Alabama’s whole thing is that they’re never the underdogs. They’re not humble about winning. They expect to win. Nick Saban doesn’t even do the whole Dabo Swinney aw-shucks-God-is-good-we’re-just-a-little-football-team-from-nowhere act. He knows that we know that he expects to win. So I’m not really sure where this narrative is coming from — especially when we recall that the Crimson Tide are playing Cincinnati on New Year’s Eve, a Group of 5 team that barely made it into the playoffs after, you know, actually being disrespected all year (and in years previous).

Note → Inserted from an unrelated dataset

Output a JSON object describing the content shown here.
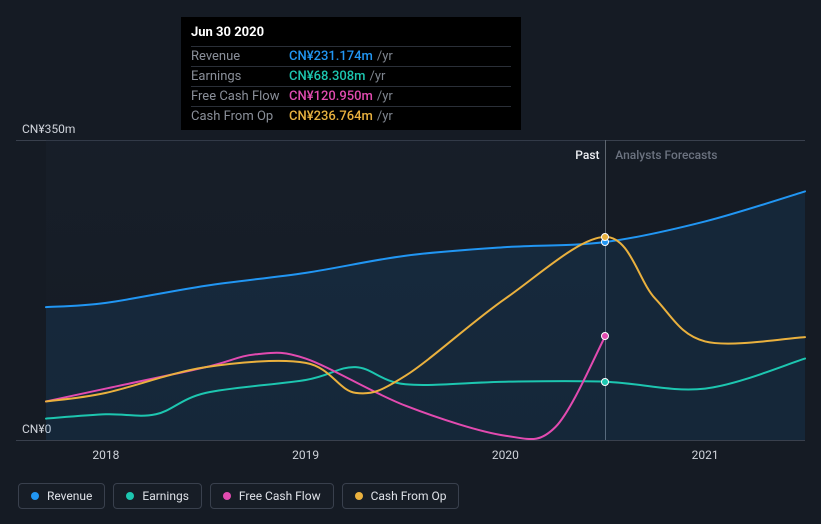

It could be that the team finally got around to watching The Last Dance and decided to take some cues from Michael Jordan’s choice to perceive nonexistent slights and rivalries in order to motivate himself. Anderson’s comment was a follow-up to another teammate’s comment, made last week, that Alabama was adopting an “underdog mentality.” And Tide quarterback Bryce Young, who (very predictably) won the Heisman, said in his acceptance speech that he “had always been ruled out and doubted.” As the starting QB at Alabama?
These comments are harmless, if a bit confusing, and pretty funny. But here’s where I have a question: Why take this tack now? Bama’s been winning without needing some false “underdog” mentality for years under Saban, and as they say, if it ain’t broke, don’t fix it. So is there something that needs fixing? All season, Saban was insisting that this team was young and unprepared, and that the other shoe would drop if they didn’t get their act together. And it did, against Texas A&M, which Saban has acknowledged was a much-needed wake-up call. But after taking care of Georgia with shocking ease and coasting into the playoff with the top seed, what good does the underdog narrative do for a program built on sheer, unapologetic confidence in their own strength and ability to win? It could also be that they adopted the underdog position against Georgia and it worked for them, so they’re trying it again. Who knows?
The interesting thing about this matchup is that Cincinnati actually seems to be rebelling a bit against the much more accurate “underdog” label for themselves. Junior lineman Dylan O’Quinn told the press, “We’ve heard a lot about this David versus Goliath talk, but the fact of the matter is everybody puts their pants on the same way. Everybody plays football, so we just want to go out and be us.”
The Bearcats will face Alabama in the afternoon slot on December 31.